History

German Empire
- Name: Frederick
- Out of service: 15 March 1876
- Fate: wrecked near Audresselles, France on 15 March 1876

General characteristics
- Type: brig or schooner

= Frederick (German ship) =

German ship

Frederick also written as Frederica Pattenborg Zetland was a German brig or schooner sailing ship in the 19th century. Due to a storm, the ship wrecked between Audresselles and Cap Gris Nez, Pas-de-Calais, France on 15 March 1876. There were only two survivors.

==Fate==
In 1876 the ship was on a voyage from Hamburg, Germany to Rosario, Argentina. The cargo of the ship consisted of wine, alcohol, packs of sheets, linen and other fabrics. The people on board consisted of the 21-years-old captain, his 21-years-old wife, their child and several sailors.

In the night of 15 March 1876 there was a storm and the ship was driven ashore and wrecked between Audresselles and Cap Gris Nez, Pas-de-Calais, France. Due to the bad weather and darkness, no one saw the ship in distress. To stay out of the water, the captain, his wife and the sailors climbed into the masts. The captain and his wife had left their child in the cabin. After several hours, the masts threatened to break. The captain jumped into the sea.
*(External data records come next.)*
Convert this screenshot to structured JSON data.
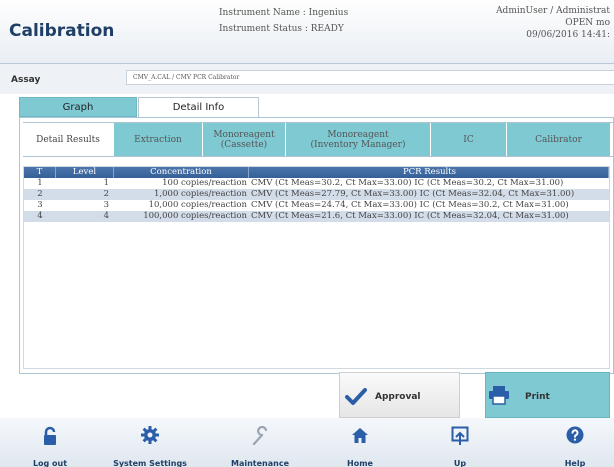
{
  "header": {
    "title": "Calibration",
    "instrument_name": "Instrument Name : Ingenius",
    "instrument_status": "Instrument Status : READY",
    "user": "AdminUser / Administrat",
    "mode": "OPEN mo",
    "datetime": "09/06/2016 14:41:"
  },
  "assay": {
    "label": "Assay",
    "value": "CMV_A.CAL / CMV PCR Calibrator"
  },
  "main_tabs": [
    {
      "label": "Graph"
    },
    {
      "label": "Detail Info"
    }
  ],
  "sub_tabs": [
    {
      "label": "Detail Results"
    },
    {
      "label": "Extraction"
    },
    {
      "label": "Monoreagent\n(Cassette)"
    },
    {
      "label": "Monoreagent\n(Inventory Manager)"
    },
    {
      "label": "IC"
    },
    {
      "label": "Calibrator"
    }
  ],
  "table": {
    "headers": [
      "T",
      "Level",
      "Concentration",
      "PCR Results"
    ],
    "rows": [
      [
        "1",
        "1",
        "100 copies/reaction",
        "CMV (Ct Meas=30.2, Ct Max=33.00) IC (Ct Meas=30.2, Ct Max=31.00)"
      ],
      [
        "2",
        "2",
        "1,000 copies/reaction",
        "CMV (Ct Meas=27.79, Ct Max=33.00) IC (Ct Meas=32.04, Ct Max=31.00)"
      ],
      [
        "3",
        "3",
        "10,000 copies/reaction",
        "CMV (Ct Meas=24.74, Ct Max=33.00) IC (Ct Meas=30.2, Ct Max=31.00)"
      ],
      [
        "4",
        "4",
        "100,000 copies/reaction",
        "CMV (Ct Meas=21.6, Ct Max=33.00) IC (Ct Meas=32.04, Ct Max=31.00)"
      ]
    ]
  },
  "actions": {
    "approval": "Approval",
    "print": "Print"
  },
  "footer": [
    {
      "label": "Log out",
      "icon": "lock-icon"
    },
    {
      "label": "System Settings",
      "icon": "gear-icon"
    },
    {
      "label": "Maintenance",
      "icon": "wrench-icon"
    },
    {
      "label": "Home",
      "icon": "home-icon"
    },
    {
      "label": "Up",
      "icon": "up-icon"
    },
    {
      "label": "Help",
      "icon": "help-icon"
    }
  ],
  "colors": {
    "accent": "#7fc9d3",
    "table_header": "#4c75ab",
    "title": "#1f3f66"
  }
}
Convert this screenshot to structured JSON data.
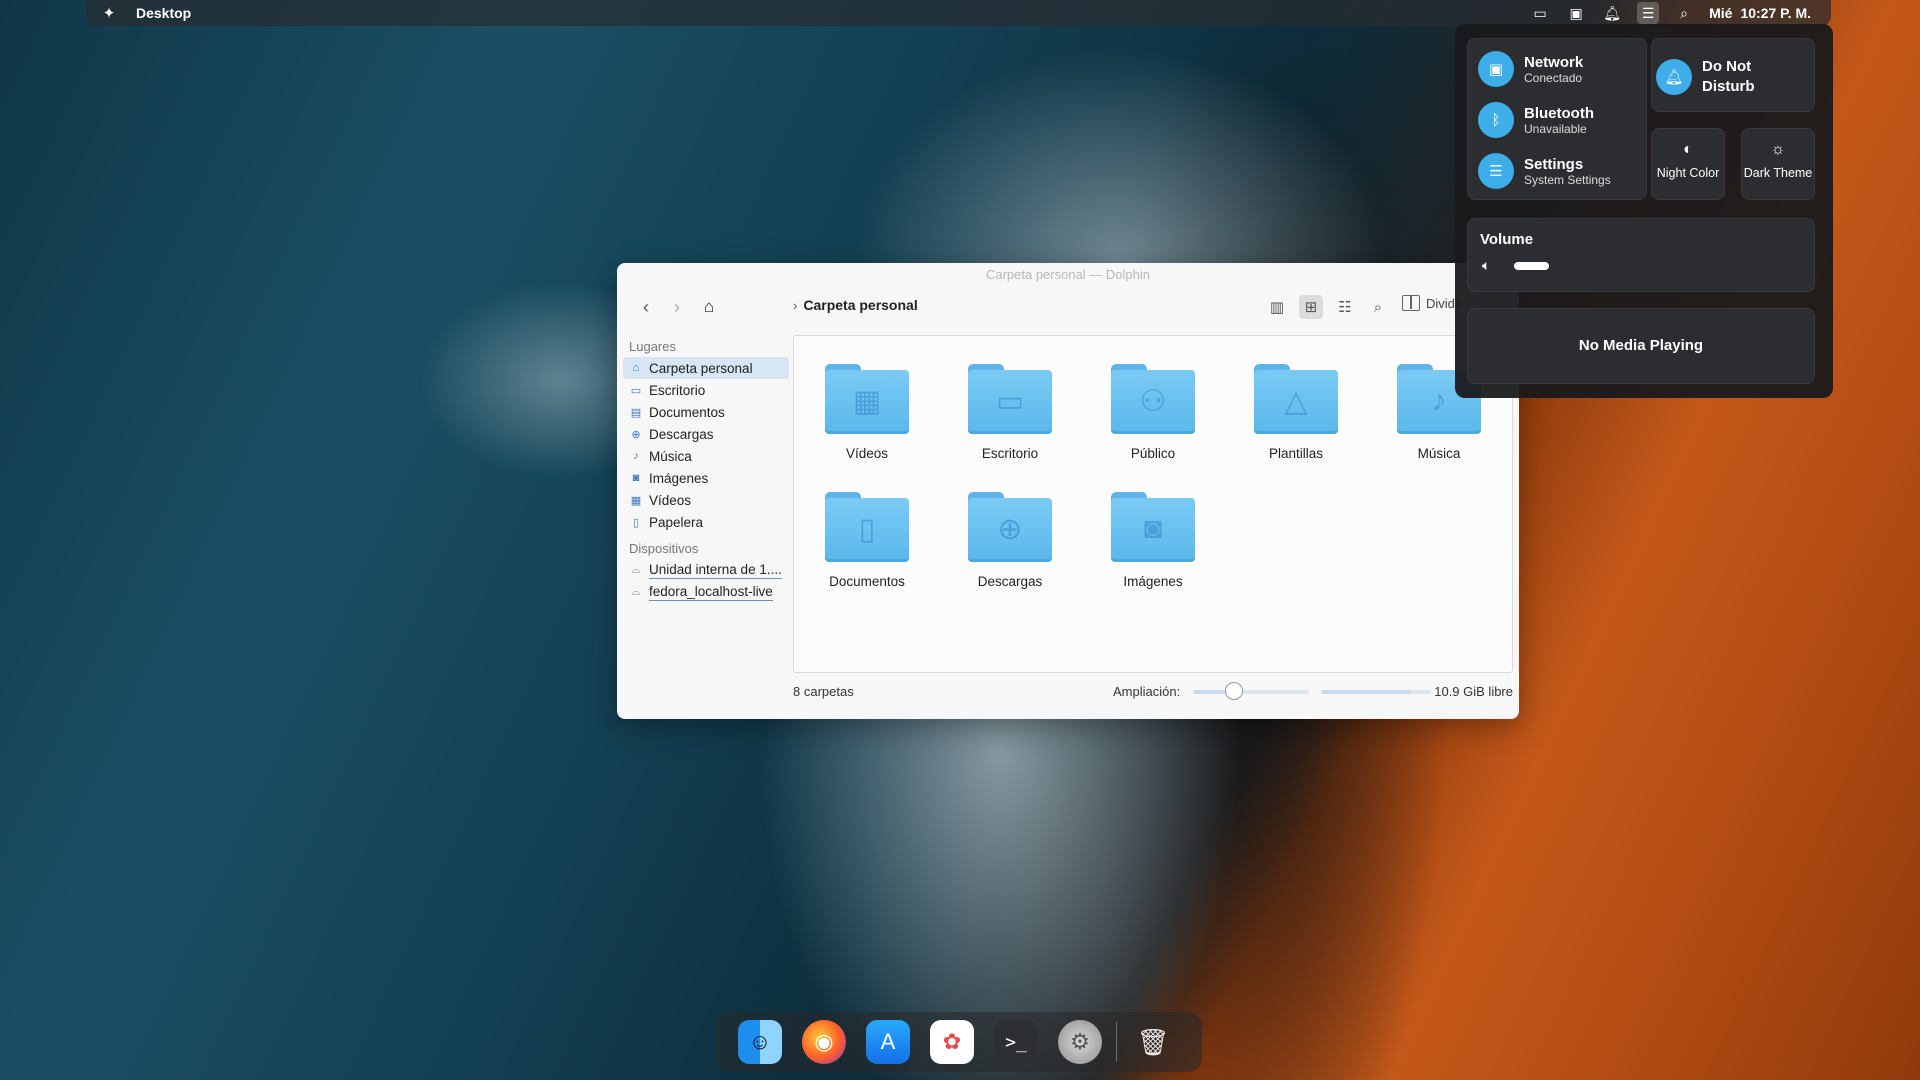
{
  "top_panel": {
    "title": "Desktop",
    "day": "Mié",
    "time": "10:27 P. M."
  },
  "window": {
    "title": "Carpeta personal — Dolphin",
    "breadcrumb": "Carpeta personal",
    "split_label": "Dividir",
    "status_count": "8 carpetas",
    "zoom_label": "Ampliación:",
    "zoom_fraction": 0.35,
    "free_space": "10.9 GiB libre",
    "used_fraction": 0.82
  },
  "sidebar": {
    "places_header": "Lugares",
    "places": [
      {
        "label": "Carpeta personal",
        "icon": "home-icon"
      },
      {
        "label": "Escritorio",
        "icon": "desktop-icon"
      },
      {
        "label": "Documentos",
        "icon": "documents-icon"
      },
      {
        "label": "Descargas",
        "icon": "downloads-icon"
      },
      {
        "label": "Música",
        "icon": "music-icon"
      },
      {
        "label": "Imágenes",
        "icon": "pictures-icon"
      },
      {
        "label": "Vídeos",
        "icon": "videos-icon"
      },
      {
        "label": "Papelera",
        "icon": "trash-icon"
      }
    ],
    "devices_header": "Dispositivos",
    "devices": [
      {
        "label": "Unidad interna de 1...."
      },
      {
        "label": "fedora_localhost-live"
      }
    ]
  },
  "folders": [
    {
      "label": "Vídeos",
      "icon": "film-icon"
    },
    {
      "label": "Escritorio",
      "icon": "desktop-icon"
    },
    {
      "label": "Público",
      "icon": "people-icon"
    },
    {
      "label": "Plantillas",
      "icon": "templates-icon"
    },
    {
      "label": "Música",
      "icon": "music-icon"
    },
    {
      "label": "Documentos",
      "icon": "document-icon"
    },
    {
      "label": "Descargas",
      "icon": "download-icon"
    },
    {
      "label": "Imágenes",
      "icon": "camera-icon"
    }
  ],
  "control_center": {
    "network": {
      "title": "Network",
      "subtitle": "Conectado"
    },
    "bluetooth": {
      "title": "Bluetooth",
      "subtitle": "Unavailable"
    },
    "settings": {
      "title": "Settings",
      "subtitle": "System Settings"
    },
    "dnd": {
      "title": "Do Not Disturb"
    },
    "night_color": {
      "label": "Night Color"
    },
    "dark_theme": {
      "label": "Dark Theme"
    },
    "volume": {
      "title": "Volume",
      "level": 0.12
    },
    "media": {
      "text": "No Media Playing"
    }
  },
  "dock": {
    "apps": [
      "finder-icon",
      "firefox-icon",
      "app-store-icon",
      "photos-icon",
      "terminal-icon",
      "system-settings-icon",
      "trash-icon"
    ]
  },
  "colors": {
    "accent": "#3daee9",
    "folder": "#6cc1f0",
    "selection": "#d6e6f5"
  }
}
The captain did not want to leave his wife, who was numb from cold and fatigued. While they held each other, the main mast fell on them and they drowned. Several sailors also drowned, two managed to reach the coast.

==Aftermath==
One of them who survived managed to drag himself to a house. However, because of the way he looked, his torn clothes and different language the residents were suspicious. He was eventually allowed to sleep in the barn. However, when they realized what had happened, they tried to help the man as best they could, but he remained seriously ill.

The ship was smashed off the coast and shattered. Parts of the ship and the ship's cargo washed ashore over a length of several miles. The bodies of the captain, his wife and some sailors were found. They were buried at the cemetery of Audresselles.